Description of problem: An directory arg stops processing Version-Release number of selected component (if applicable): gawk-3.1.5-15 How reproducible: Always Steps to Reproduce: 1. In an empty directory ... 2. for f in a c e; do echo >$f; done 3. mkdir b 4. awk --compat '{print FILENAME}' * Actual results: a awk: cmd. line:1: fatal: file `b' is a directory Expected results: a c e Additional info: The existence of a directory might produce a warning on stderr but it certainly shouldn't stop processing of other files. Mainly because it is a HUGE incovenience if you have a directory of 1000 files and one sub-directory and you have to resort to some weird command like: awk '{print FILENAME}' `find . -maxdepth 1 -type f` On SunOS and many other unix's traditional awk silently skips directories, which is very sensible behavior indeed. Because if awk doesn't process a directory (it cannot) and therefore doesn't do anything with it (it cannot) then why should it loudly proclaim an error and completely abort? It is quite safe to continue processing other args because the directory is not affected one way or another. Look at any other programs and see how directories are handled. None of vi, wc, cat, etc completely abort processing just because they encounter a directory. This also happens regardless of use of --compat option. Despite the documentation claiming "... in compatibility mode, gawk behaves identically to UNIX awk ...". That is clearly untrue.
Testing latest released upstream version: Seems like gawk 3.1.6 can be made to continue on directory errors with --disable-directories-fatal configure switch, do we want to build it for RH that way? > This also happens regardless of use of --compat option... Indeed it does in 3.1.5, but 3.1.6 seems to have that fixed. Just tested 3.1.6 with --compat and with --traditional and it works with both - directories are silently ignored.
Indeed, you are right. I will build gawk with --disable-directories-fatal. Note that grep does the same: silently ignores directories.
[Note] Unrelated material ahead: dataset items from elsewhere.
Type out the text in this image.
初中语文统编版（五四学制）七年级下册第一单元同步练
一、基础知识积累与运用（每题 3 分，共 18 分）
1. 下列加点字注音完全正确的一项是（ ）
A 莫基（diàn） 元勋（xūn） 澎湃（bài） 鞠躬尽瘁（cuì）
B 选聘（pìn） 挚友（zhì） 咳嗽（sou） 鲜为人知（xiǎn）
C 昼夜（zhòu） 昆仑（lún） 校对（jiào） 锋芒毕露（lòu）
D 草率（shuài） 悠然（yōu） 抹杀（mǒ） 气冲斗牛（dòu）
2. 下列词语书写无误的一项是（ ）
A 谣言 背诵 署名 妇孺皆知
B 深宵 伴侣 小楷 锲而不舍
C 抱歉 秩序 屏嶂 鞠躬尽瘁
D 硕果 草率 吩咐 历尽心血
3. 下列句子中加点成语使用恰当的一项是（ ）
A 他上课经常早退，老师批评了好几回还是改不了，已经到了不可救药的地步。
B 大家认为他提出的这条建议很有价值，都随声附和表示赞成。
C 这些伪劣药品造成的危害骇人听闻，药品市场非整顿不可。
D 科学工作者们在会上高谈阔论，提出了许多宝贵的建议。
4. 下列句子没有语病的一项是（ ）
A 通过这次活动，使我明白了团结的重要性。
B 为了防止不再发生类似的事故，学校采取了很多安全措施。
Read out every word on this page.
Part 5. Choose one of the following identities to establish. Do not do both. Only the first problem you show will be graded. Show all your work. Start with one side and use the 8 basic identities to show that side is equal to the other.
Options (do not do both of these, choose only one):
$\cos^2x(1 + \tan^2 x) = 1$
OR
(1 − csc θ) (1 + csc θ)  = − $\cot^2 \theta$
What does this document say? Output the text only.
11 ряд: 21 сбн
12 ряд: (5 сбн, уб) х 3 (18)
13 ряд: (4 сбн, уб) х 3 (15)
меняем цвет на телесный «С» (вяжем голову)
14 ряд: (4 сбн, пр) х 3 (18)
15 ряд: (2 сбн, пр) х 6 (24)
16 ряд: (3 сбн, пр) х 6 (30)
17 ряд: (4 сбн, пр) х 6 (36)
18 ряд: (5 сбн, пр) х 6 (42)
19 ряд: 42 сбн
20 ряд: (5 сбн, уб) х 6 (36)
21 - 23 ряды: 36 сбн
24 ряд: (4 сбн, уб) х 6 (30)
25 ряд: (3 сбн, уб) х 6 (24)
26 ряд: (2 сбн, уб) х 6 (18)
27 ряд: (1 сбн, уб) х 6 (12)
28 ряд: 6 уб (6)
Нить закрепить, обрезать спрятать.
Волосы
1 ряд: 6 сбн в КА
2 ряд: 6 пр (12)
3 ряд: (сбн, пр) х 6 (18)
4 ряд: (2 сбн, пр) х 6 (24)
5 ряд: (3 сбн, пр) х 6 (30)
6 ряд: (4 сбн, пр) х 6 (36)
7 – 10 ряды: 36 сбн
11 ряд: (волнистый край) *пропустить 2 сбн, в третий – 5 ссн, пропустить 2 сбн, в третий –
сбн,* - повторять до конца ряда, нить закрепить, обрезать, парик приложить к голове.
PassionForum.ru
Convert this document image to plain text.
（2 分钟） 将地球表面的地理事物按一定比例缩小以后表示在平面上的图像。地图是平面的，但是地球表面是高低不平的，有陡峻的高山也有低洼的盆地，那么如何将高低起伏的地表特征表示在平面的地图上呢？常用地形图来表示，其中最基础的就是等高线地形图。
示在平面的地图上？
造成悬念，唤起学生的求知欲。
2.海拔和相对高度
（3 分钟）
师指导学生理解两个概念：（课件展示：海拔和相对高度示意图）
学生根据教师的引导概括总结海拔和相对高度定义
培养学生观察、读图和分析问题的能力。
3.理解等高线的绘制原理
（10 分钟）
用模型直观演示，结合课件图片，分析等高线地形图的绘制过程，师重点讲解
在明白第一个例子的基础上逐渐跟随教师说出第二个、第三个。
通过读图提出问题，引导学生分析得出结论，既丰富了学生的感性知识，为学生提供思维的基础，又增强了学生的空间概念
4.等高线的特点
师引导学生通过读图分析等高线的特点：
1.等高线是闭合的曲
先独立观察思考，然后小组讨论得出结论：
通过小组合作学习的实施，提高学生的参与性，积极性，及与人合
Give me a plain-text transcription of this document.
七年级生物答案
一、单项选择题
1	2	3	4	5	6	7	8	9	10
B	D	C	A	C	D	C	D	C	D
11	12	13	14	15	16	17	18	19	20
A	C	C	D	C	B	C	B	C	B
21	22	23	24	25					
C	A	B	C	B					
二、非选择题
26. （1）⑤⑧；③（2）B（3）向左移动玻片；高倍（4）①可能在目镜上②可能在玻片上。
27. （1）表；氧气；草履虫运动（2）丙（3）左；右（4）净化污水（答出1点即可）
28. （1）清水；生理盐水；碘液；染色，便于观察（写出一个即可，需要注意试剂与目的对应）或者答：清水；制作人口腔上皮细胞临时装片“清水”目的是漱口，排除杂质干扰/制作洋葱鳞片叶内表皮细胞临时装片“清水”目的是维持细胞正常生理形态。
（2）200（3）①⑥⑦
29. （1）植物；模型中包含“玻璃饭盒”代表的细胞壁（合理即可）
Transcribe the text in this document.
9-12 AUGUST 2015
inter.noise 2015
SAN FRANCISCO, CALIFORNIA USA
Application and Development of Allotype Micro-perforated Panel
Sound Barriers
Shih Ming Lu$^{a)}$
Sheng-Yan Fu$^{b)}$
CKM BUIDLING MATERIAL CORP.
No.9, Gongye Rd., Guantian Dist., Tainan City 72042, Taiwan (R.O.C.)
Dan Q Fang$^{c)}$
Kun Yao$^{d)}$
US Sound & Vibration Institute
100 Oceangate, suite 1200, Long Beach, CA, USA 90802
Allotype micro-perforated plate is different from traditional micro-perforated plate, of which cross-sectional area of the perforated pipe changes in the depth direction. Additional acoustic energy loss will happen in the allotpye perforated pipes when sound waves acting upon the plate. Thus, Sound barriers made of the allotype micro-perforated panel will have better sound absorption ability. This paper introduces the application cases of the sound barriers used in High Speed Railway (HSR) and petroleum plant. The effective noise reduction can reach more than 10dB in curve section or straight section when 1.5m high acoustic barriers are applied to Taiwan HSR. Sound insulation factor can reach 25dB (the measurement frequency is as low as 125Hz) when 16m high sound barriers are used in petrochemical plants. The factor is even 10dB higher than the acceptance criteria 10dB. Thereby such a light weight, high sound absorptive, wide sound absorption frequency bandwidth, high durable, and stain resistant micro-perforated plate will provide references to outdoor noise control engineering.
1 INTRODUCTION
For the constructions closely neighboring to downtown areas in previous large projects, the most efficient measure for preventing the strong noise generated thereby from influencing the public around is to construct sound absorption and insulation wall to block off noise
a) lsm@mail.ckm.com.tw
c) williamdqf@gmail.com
answering to myself: > Note that grep does the same: silently ignores directories. This was a silly note. Most utilities do complain, try sed -n p /tmp /etc/hosts
The POSIX standard implies the current behaviour. Quoting from http://www.opengroup.org/onlinepubs/009695399/utilities/awk.html#tag_04_06_15: CONSEQUENCES OF ERRORS If any file operand is specified and the named file cannot be accessed, awk shall write a diagnostic message to standard error and terminate without any further action. --end of quote-- So, on current GNU/Linux system, where it is not possible to open a directory for reading, awk has not option other then to print an error and immediately quit.